Element¶

Get the element specified by xpath from HTML.

from scrapbook import Element
import requests

response = requests.get('https://twitter.com/odoku')
screen_name = Element(
    xpath='//*[@id="page-container"]/div[2]/div/div'
          '/div[1]/div/div/div/div[1]/h2/a/span/b/text()',
)
name = screen_name.parse(response.text)

print(name)

Arguments¶

Element(
    xpath: Optional[str] = None,
    filter: Union[Callable, str, list[Union[Callable, str]] = scrapbook.filters.through,
    parser: Union[Callable, str] = scrapbook.parsers.First(),
)

xpath¶

Specify the xpath of the element you want to retrieve.

el = Element(xpath='/html/body/p/text()')
texts = el.parse()

filter¶

Any processing can be performed on the acquired value.

def clean(values):
    return [v.strip() for v values]

el = Element(xpath='/html/body/p/text()', filter=clean)

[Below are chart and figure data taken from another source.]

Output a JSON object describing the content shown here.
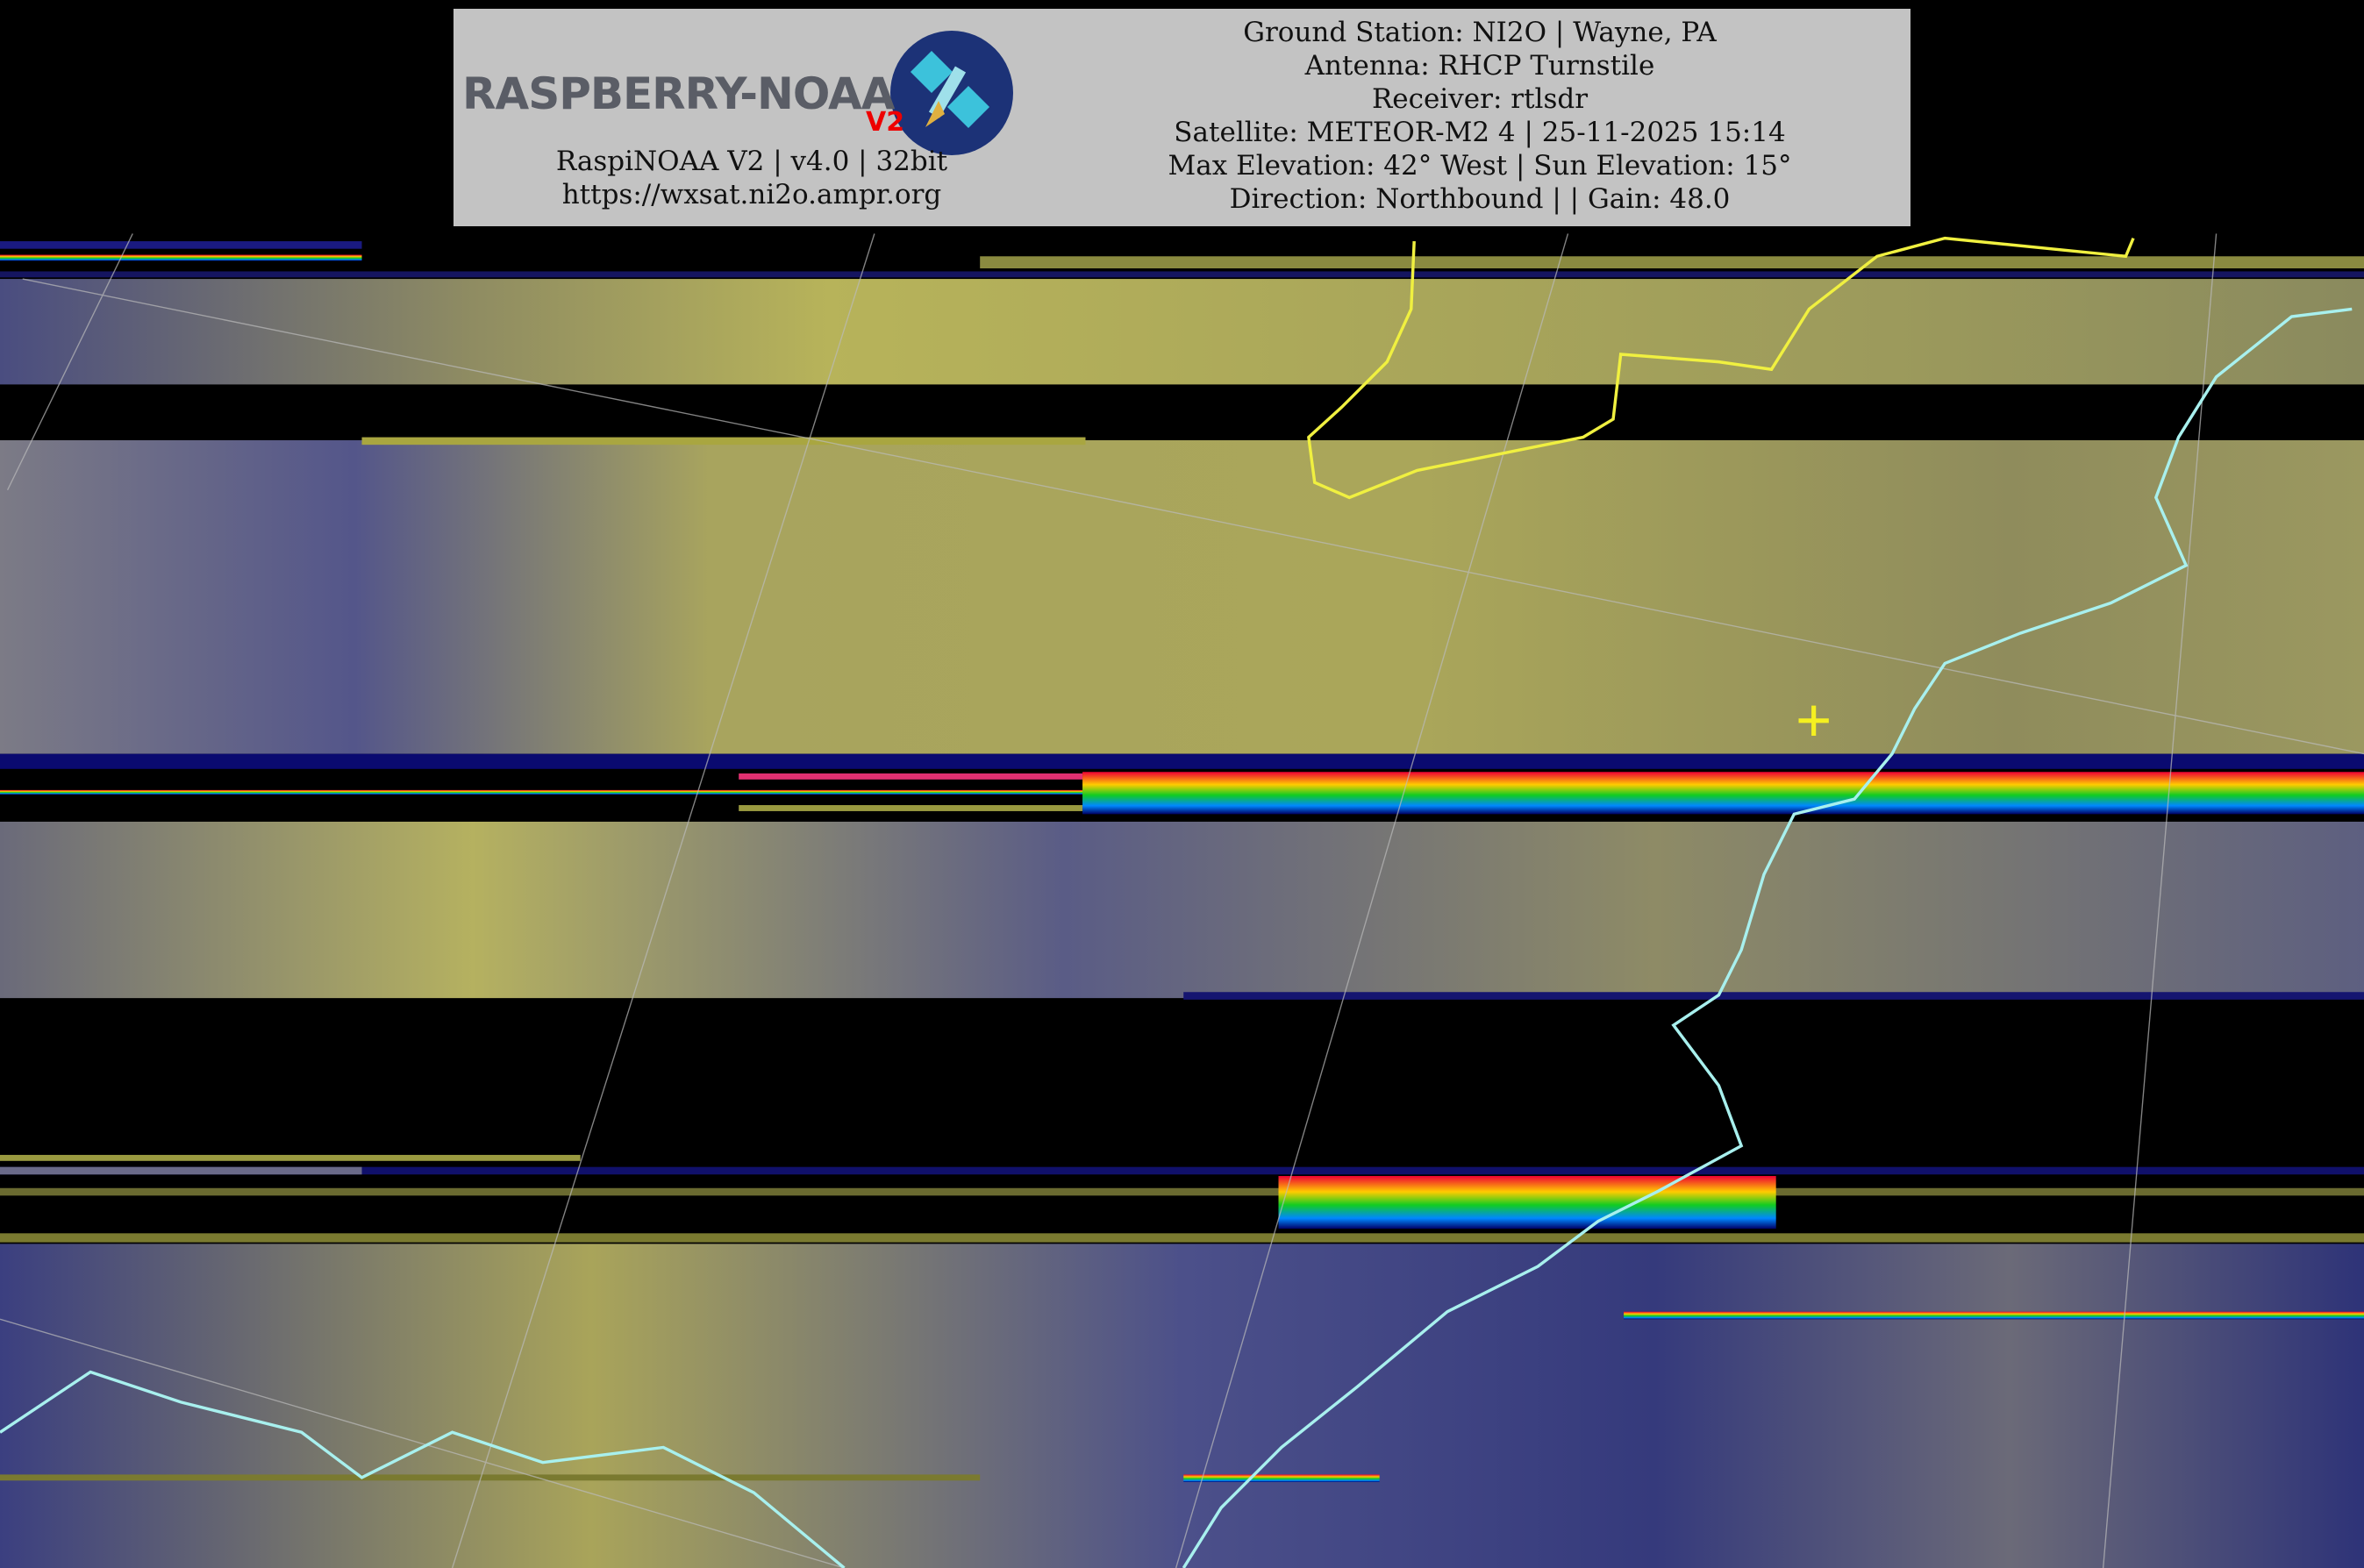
{
  "logo": {
    "text": "RASPBERRY-NOAA",
    "badge": "V2",
    "icon": "satellite-icon"
  },
  "software": {
    "version_line": "RaspiNOAA V2 | v4.0 | 32bit",
    "url": "https://wxsat.ni2o.ampr.org"
  },
  "pass_info": [
    "Ground Station: NI2O | Wayne, PA",
    "Antenna: RHCP Turnstile",
    "Receiver: rtlsdr",
    "Satellite: METEOR-M2 4 | 25-11-2025 15:14",
    "Max Elevation: 42° West | Sun Elevation: 15°",
    "Direction: Northbound | | Gain: 48.0"
  ],
  "colors": {
    "header_bg": "#c3c3c3",
    "cloud_yellow": "#c9c45a",
    "ground_blue": "#2a2f78",
    "coastline": "#a8f0ee",
    "border": "#f0f040",
    "marker": "#f5f020"
  },
  "map": {
    "marker_icon": "crosshair-icon"
  }
}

More than one filter can be specified.

def to_int(value):
    return [int(v.strip()) for v values]

Element(xpath='/html/body/p/text()', filter=[to_int, sum])

parser¶

You can specify a function to parse the element specified by xpath.

def parse_link(selector):
    # selector is parsel.SelectorList
    return {
        'url': selector.xpath('./@href').extract_first(),
        'text': selector.xpath('./text()').extract_first(),
    }

Element(xpath='/html/body/a', parser=parse_link)

Methods¶

parse¶

parse(html: Union[str, parsel.Selector, parsel.SelectorList])

Parse html.

html = '<html><body><p>Hello!</p></body></html>'
el = Element(xpath='/html/body/p/text()')
text = el.parse()  # Hello!